Reverse Mortgage Securities Volume on Pace to Beat 2016

Issuers of Home Equity Conversion Mortgage-backed securities (HMBS) are on pace to beat their 2016 figures despite a lack of seasoned loan pools, according to the latest data from New View Advisors.

“Despite the much-reported slowdown in HECM endorsements, HMBS issuance remains robust, aided by growth in tail issuance and without highly seasoned pools,” the New York City-based advisory firm noted in its analysis.

So far in 2017, issuers generated $4.649 billion in HMBS, on track to beat the 2016 total of $9.187 billion. The projected finish for this year still falls well short of the record $10.7 billion in securities issued in 2010, New View noted.


Reverse mortgage giant American Advisors Group yet again topped New View’s list of the top HMBS issuers, capturing a 24.4% market share with $1.132 billion of securities issued in the first six months of 2017. Finance of America Reverse came in a distance second with $810.7 million, or a 17.4% market share, followed by Reverse Mortgage Funding, Ocwen Loan Servicing, and Live Well Financial. 

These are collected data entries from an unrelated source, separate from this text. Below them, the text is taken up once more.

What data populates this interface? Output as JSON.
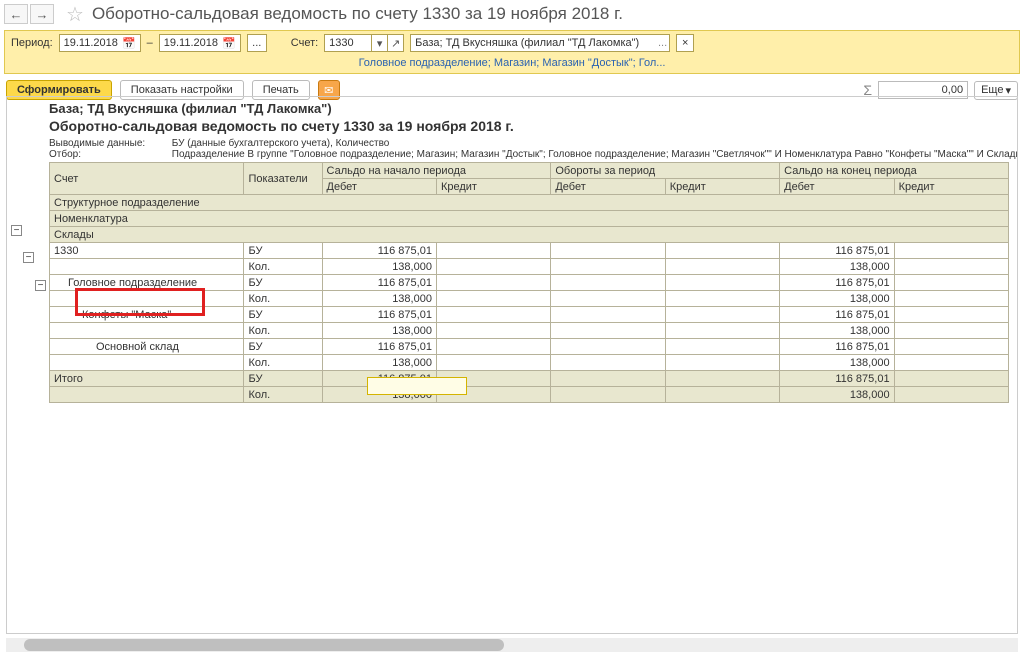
{
  "header": {
    "page_title": "Оборотно-сальдовая ведомость по счету 1330  за 19 ноября 2018 г."
  },
  "filters": {
    "period_label": "Период:",
    "date_from": "19.11.2018",
    "date_to": "19.11.2018",
    "dash": "–",
    "ellipsis": "...",
    "account_label": "Счет:",
    "account_value": "1330",
    "org_value": "База; ТД Вкусняшка (филиал \"ТД Лакомка\")",
    "x": "×",
    "sub_link": "Головное подразделение; Магазин; Магазин \"Достык\"; Гол..."
  },
  "actions": {
    "form": "Сформировать",
    "show_settings": "Показать настройки",
    "print": "Печать",
    "sum_value": "0,00",
    "more": "Еще",
    "more_caret": "▾"
  },
  "report": {
    "org_line": "База; ТД Вкусняшка (филиал \"ТД Лакомка\")",
    "title": "Оборотно-сальдовая ведомость по счету 1330  за 19 ноября 2018 г.",
    "out_label": "Выводимые данные:",
    "out_value": "БУ (данные бухгалтерского учета), Количество",
    "filter_label": "Отбор:",
    "filter_value": "Подразделение В группе \"Головное подразделение; Магазин; Магазин \"Достык\"; Головное подразделение; Магазин \"Светлячок\"\" И Номенклатура Равно \"Конфеты \"Маска\"\" И Склады Равно \"Основн",
    "headers": {
      "account": "Счет",
      "indicators": "Показатели",
      "start_balance": "Сальдо на начало периода",
      "turnover": "Обороты за период",
      "end_balance": "Сальдо на конец периода",
      "debit": "Дебет",
      "credit": "Кредит",
      "struct": "Структурное подразделение",
      "nomen": "Номенклатура",
      "warehouses": "Склады"
    },
    "rowlabels": {
      "r1330": "1330",
      "head_dep": "Головное подразделение",
      "candy": "Конфеты \"Маска\"",
      "main_wh": "Основной склад",
      "total": "Итого",
      "bu": "БУ",
      "kol": "Кол."
    },
    "values": {
      "amount": "116 875,01",
      "qty": "138,000"
    },
    "toggle_minus": "−"
  }
}
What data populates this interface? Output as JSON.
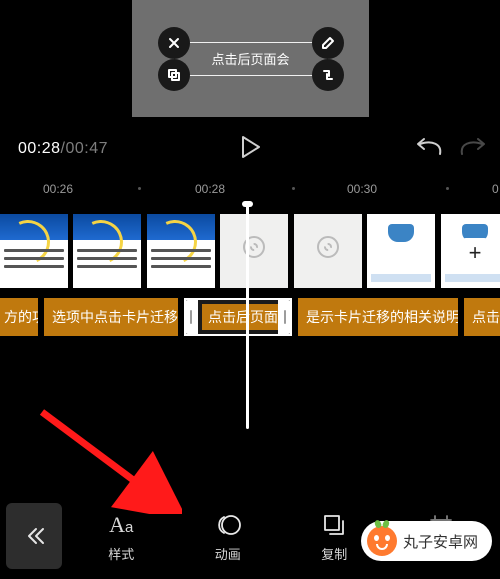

And though a record 15 firms have participated in the HMBS issuance marketplace so far in 2017, the space remains crowded at the top: Those top five issuers accounted for 81.6% of all securities, an increase from 79.6% during the previous quarter.

Overall market shrinking amid big payoffs

Despite the strong issuance figures, the trend of high payoffs continued to wipe them out in June: HMBS prepayments topped $1 billion for the second consecutive month, according to New View, far exceeding the $779 million in issuance. That’s the tenth consecutive month in which payoffs exceeded new issuance, and the total outstanding HMBS market declined by $111 million from May — a new record, according to New View’s analysis. 

Citing data from Recursion Co., New View also points out that payoffs from loans that reached 98% of their maximum claim amounts totaled $640 million; for comparison, that figure was $92 million in September 2013, or just 29.8% of all payoffs.

“This probably means further shrinkage in HMBS float throughout 2017,” New View noted.